The HEC Lausanne-Adidas project is an excellent example of the various collaborative ventures between the academic sphere and the world of business and industry. These links allow academic research and scientists to offer their expertise and know-how to businesses to help them deal with the major challenges of our time.
What does the project involve?
Digitalisation is unquestionably one of the major challenges that businesses need to tackle to maintain and optimise their market competitiveness. Machine learning offers infinite potential in this field for automating certain processes, for example in terms of production, logistics, sales or marketing. This area of artificial intelligence uses algorithms to allow a computer to learn from its experience and as a result, continuously improve its task resolution processes.
The collaboration between HEC Lausanne and Adidas is focused on this AI technology.
The project began in 2020 and is led by Valérianne Walter, a PhD student with a Master’s in Information Systems from HEC Lausanne. She is working with Prof. Christine Legner and using a machine learning application to optimise data quality at the huge sports equipment manufacturer.
During our interview, she explained what was important and the issues at stake: “Producing high-quality data is a highly demanding task and takes a lot of human resources. But it is also one of the key pillars in a business’s digital transformation, whether that means digitalising business processes, advanced analytics applications or digital interactions with customers.” Valérianne Walter continues: “With hundreds of thousands of new items launched every season, but also customers, markets and consumers all over the world, Adidas generates an immense quantity of data. A single shoe style, for example, is defined by several hundred attributes. And the trend is continuing with the increasing need for details for online shopping, in particular.”
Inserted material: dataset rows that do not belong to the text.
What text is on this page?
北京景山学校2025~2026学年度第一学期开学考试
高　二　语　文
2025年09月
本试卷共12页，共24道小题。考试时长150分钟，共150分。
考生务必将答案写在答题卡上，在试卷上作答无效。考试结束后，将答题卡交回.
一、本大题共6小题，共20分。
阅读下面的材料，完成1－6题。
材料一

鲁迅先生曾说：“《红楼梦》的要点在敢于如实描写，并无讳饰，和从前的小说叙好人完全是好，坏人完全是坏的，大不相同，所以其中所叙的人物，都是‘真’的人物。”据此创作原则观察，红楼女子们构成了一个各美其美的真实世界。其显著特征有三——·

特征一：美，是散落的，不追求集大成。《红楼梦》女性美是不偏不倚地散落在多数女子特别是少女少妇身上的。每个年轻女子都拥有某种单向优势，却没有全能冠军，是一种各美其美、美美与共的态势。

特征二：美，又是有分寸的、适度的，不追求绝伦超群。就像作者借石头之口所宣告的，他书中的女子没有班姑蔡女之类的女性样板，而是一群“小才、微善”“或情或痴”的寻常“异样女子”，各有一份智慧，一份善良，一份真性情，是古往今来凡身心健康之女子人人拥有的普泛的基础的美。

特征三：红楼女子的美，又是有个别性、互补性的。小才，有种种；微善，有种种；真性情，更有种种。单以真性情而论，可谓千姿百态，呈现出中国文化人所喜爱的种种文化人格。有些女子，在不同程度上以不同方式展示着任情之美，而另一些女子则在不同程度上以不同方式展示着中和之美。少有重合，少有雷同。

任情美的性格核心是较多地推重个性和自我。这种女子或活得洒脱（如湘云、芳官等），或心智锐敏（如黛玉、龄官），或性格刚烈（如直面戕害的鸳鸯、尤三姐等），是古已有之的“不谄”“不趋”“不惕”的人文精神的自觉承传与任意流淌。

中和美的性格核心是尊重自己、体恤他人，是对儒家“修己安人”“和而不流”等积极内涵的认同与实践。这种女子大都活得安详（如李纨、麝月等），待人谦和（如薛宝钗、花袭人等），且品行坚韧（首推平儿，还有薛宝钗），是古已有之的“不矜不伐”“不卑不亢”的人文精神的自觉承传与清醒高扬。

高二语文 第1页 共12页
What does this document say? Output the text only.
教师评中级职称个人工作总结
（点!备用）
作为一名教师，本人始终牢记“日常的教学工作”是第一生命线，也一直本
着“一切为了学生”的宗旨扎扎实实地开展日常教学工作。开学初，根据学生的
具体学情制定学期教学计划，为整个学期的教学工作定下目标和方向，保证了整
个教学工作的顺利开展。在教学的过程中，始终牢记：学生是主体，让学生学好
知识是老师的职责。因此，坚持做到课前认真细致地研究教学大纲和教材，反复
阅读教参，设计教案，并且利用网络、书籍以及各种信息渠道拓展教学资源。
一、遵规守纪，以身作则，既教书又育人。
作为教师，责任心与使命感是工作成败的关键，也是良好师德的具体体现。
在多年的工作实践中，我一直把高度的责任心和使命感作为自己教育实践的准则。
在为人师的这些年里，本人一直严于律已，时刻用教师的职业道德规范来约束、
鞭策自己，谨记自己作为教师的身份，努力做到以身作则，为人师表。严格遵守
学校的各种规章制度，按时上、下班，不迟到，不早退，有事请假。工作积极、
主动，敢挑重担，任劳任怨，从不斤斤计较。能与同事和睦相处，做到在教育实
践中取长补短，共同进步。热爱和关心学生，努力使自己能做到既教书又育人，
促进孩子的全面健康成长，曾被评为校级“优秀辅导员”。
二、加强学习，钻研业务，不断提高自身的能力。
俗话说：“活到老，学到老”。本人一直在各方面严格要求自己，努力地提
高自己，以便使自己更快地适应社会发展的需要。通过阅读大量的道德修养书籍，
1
How did this partnership between the Department of Information Systems (DESI) and Adidas arise?
It started through the Corporate Data Quality Competence Centre (CC-CDQ). This is a research consortium that brings experts from the academic world and businesses together around the subject of digitalising data management. Academics and professionals work together to produce innovative solutions, such as the “data excellence model”. All this was the background to the project Adidas asked HEC Lausanne to implement.